Sports Illustrated is going to be different under new ownership, and while I suppose that is to be expected, I am not excited about what the magazine is likely to become.
First of all, we will get less of it — publishing fewer issues, they say, with more in-depth pieces. I like the sound of that, but whom are they kidding? Who out there can write like Dan Jenkins, John Underwood, Tex Maule and Jack Olsen? Those iconic and classic essayists?
My introduction to the magazine came about in the late ‘50s, when the Dean of Men at the University of Georgia, William Tate, an unforgettable character, who was a devoted SI subscriber, gave me a subscription to the magazine. He kept all the copies of the magazine for years and later gave them to me, a treasure that was overwhelming. Most them are in bound copies, resting inconspicuously in book shelves in my basement.
A sidebar to where this treatise is going is that if the grand old dean was here today and wanted to give something of journalist value to an enterprising student, he would have to gift him a piece of technology which in most cases would be as literarily redeeming as a recapped tire.
From the early sixties to yesterday, I have been a devoted advocate of SI, mainly because of the extraordinary writing and photography that led to sensational and classic presentations. I was fond of the magazine’s eloquent essays and avant-garde photography long before the swimsuit issues came about.
If you read one of those outdoor essays by Jack Olsen, for example, it made you want to go shopping at L. L Bean, head off into the Adirondacks, accompanied by nature and its uninhibited influence; immerse yourself in field and stream and “gather ye rosebuds while you may.” Time was never of the essence with those long narratives which the magazine referred to as bonus pieces.
Two of the vaunted SI writers became close friends and provided enlightenment that resonates today — John Underwood and Dan Jenkins, a Conch from the Keys and a caustic Texan. I have spent time in their homes and they have spent time in mine.

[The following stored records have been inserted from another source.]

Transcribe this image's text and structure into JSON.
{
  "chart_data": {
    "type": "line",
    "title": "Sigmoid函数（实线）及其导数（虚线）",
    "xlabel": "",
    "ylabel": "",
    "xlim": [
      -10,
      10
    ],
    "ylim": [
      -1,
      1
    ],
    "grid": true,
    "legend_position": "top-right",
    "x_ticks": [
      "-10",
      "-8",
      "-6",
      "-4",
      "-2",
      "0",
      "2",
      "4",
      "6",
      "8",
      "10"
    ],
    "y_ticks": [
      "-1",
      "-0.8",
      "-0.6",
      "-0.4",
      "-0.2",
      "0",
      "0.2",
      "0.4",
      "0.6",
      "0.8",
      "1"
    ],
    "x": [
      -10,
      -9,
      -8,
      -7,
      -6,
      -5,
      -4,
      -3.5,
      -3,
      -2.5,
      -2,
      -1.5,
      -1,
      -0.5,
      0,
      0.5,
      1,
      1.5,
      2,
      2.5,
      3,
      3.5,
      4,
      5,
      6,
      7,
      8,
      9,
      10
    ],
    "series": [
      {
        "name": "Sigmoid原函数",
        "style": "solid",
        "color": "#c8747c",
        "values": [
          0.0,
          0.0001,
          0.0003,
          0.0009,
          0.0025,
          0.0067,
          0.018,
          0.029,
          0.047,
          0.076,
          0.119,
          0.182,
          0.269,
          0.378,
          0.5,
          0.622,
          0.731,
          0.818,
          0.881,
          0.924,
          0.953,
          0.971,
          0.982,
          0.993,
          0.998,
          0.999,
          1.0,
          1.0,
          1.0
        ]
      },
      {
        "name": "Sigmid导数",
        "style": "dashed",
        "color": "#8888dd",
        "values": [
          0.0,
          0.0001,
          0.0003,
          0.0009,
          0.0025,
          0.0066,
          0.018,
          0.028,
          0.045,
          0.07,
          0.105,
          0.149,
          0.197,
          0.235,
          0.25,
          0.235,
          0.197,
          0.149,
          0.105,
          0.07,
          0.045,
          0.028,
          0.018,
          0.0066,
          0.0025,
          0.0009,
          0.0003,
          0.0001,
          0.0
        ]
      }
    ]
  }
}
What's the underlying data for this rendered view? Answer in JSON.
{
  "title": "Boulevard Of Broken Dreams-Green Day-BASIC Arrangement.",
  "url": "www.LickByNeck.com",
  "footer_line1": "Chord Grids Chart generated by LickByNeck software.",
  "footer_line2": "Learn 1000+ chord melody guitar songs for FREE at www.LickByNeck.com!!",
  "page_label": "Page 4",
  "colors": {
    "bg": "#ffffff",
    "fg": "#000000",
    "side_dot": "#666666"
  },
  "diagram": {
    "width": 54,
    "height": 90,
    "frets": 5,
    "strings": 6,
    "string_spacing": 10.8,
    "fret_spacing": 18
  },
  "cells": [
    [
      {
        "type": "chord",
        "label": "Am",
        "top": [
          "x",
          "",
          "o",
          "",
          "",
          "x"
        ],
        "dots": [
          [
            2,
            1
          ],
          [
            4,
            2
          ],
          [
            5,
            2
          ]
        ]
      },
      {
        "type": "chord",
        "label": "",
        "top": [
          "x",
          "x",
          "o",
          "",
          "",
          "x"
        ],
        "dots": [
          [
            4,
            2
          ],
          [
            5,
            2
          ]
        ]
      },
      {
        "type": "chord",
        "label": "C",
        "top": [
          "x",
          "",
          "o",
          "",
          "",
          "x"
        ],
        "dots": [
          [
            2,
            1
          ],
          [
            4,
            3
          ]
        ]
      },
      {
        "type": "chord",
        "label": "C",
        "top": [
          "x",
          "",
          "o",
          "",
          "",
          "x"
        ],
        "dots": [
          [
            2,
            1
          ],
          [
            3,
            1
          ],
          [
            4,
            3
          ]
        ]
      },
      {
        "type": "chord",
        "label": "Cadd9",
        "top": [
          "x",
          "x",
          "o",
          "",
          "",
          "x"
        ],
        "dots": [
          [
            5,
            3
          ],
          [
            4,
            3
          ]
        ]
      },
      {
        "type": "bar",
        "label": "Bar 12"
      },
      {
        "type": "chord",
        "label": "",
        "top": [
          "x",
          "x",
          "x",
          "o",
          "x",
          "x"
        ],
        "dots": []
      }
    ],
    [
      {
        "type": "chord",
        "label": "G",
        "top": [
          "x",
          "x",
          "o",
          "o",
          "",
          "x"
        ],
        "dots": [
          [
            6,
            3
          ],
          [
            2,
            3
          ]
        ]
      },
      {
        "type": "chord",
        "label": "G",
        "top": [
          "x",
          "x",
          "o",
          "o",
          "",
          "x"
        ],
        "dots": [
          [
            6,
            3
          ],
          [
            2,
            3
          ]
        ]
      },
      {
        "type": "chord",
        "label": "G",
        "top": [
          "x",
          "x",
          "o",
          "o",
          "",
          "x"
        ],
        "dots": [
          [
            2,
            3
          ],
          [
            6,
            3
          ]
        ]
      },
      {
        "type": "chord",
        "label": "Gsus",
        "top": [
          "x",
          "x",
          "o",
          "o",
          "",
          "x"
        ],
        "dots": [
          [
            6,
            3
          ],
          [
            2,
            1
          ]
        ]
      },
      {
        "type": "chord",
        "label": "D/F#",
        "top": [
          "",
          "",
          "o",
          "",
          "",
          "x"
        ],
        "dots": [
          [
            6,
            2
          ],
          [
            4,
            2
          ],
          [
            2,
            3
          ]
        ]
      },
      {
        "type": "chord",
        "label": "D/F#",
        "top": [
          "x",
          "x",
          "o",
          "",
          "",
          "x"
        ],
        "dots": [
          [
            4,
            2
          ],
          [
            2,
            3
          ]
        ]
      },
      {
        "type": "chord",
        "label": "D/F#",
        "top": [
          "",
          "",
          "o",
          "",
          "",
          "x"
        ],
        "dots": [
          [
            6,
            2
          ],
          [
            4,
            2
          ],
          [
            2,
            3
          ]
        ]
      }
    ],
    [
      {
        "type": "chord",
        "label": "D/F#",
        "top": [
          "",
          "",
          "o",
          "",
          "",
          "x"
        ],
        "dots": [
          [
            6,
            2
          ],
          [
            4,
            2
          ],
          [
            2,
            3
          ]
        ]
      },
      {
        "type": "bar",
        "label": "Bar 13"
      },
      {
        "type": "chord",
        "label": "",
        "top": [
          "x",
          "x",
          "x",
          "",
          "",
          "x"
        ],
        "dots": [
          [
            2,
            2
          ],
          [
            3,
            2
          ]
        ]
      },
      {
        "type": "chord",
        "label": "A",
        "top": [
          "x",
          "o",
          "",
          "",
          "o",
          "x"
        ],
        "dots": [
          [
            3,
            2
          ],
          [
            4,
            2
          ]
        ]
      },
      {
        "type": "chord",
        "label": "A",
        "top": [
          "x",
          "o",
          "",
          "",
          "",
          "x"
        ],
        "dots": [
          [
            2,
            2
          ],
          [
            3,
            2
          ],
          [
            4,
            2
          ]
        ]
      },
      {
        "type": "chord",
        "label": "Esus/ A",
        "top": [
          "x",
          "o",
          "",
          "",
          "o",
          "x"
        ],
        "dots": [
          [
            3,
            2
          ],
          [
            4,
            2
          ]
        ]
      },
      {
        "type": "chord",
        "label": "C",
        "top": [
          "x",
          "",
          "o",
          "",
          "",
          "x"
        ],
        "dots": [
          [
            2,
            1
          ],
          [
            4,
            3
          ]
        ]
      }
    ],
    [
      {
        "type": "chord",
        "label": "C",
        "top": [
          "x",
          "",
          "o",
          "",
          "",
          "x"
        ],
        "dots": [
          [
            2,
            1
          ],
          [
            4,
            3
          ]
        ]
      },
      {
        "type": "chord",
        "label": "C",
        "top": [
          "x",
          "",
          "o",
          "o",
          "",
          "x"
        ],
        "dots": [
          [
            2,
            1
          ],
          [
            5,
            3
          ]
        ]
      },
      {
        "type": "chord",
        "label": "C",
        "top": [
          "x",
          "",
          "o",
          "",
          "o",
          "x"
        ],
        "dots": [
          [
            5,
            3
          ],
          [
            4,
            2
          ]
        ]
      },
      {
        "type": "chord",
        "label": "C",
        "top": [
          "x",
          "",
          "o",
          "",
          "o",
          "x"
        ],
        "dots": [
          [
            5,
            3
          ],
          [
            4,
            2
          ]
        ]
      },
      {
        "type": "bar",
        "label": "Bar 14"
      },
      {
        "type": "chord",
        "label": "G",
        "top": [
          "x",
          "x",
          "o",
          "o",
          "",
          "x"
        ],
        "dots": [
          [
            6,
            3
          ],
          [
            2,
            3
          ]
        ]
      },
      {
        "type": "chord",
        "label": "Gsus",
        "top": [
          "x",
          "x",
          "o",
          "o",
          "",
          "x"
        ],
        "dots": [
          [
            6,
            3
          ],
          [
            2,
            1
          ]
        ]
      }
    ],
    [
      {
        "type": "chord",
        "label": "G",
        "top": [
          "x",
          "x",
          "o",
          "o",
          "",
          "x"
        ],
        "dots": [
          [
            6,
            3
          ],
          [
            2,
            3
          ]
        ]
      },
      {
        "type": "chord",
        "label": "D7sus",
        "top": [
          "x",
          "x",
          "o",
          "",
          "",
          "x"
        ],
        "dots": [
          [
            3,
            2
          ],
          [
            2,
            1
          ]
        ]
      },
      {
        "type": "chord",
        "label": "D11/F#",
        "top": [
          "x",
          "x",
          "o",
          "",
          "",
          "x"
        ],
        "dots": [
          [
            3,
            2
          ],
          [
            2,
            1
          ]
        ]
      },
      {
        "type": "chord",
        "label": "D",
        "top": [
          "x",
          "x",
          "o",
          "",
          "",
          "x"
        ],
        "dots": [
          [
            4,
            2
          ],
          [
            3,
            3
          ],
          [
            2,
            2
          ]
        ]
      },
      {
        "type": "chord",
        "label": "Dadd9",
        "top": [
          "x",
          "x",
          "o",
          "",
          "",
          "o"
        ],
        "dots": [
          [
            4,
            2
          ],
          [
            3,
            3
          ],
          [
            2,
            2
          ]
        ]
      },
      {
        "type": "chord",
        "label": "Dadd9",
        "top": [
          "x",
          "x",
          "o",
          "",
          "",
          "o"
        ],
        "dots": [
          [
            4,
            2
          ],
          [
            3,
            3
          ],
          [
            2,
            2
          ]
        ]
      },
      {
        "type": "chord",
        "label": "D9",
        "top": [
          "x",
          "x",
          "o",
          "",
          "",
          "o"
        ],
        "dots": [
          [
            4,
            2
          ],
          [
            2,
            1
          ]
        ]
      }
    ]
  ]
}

I never took the lead in any conversation. To talk with them about journalism would have been tantamount to talking football with Bear Bryant or Bill Belichick. I was, however, a steadfast and doting listener. The rewards of conversational osmosis with these two journalistic icons brings about joyful noises in my head today.
SI writers were well paid, well-traveled and well-dressed. They were the beneficiaries of one of the best retirements in the business. I learned that from David Halberstam in his classic book, “The Powers that Be.” SI founder Henry Luce was a remarkable man when it came to vision and an appreciation for making the best writers the best paid for all Time-Life publications.
There was more than enviable compensation, fringe benefits and the best retirement system in the publications industry. SI writers were allowed to write books. Then the magazine promoted their staffer’s books with unimpeachable urgency.
Underwood enhanced his income significantly with biographies of sports legends such as Ted Williams and Bear Bryant. Underwood also spoke to the conscience of sports. His book, “Death of an American Game,” was published in 1979 and some of his fears about football’s issues are manifesting themselves today.
Jenkins became the premier sports novelist of our time. He could make readers laugh uncontrollably with his wit and humor. He never took himself seriously. Three of his novels — “Semi-Tough”, “Dead, Solid, Perfect” and “Baja, Oklahoma” — were turned into movies.
I will always be indebted to Underwood who took me to dinner one night, with Ted Williams, following a Red Sox spring training game. I didn’t need a bucket list after that. When Jenkins hosted me for dinner at Club 21 in New York, he advised, “order anything you like.” After he ordered a hamburger, I followed suit.
Because of such friendships, my affection for Sports Illustrated has endured for years, but not only is the magazine not what it used to be, it will be hard pressed to equal the lineup of the magazine’s heyday when sports fans couldn’t get enough of writers like Underwood and Jenkins.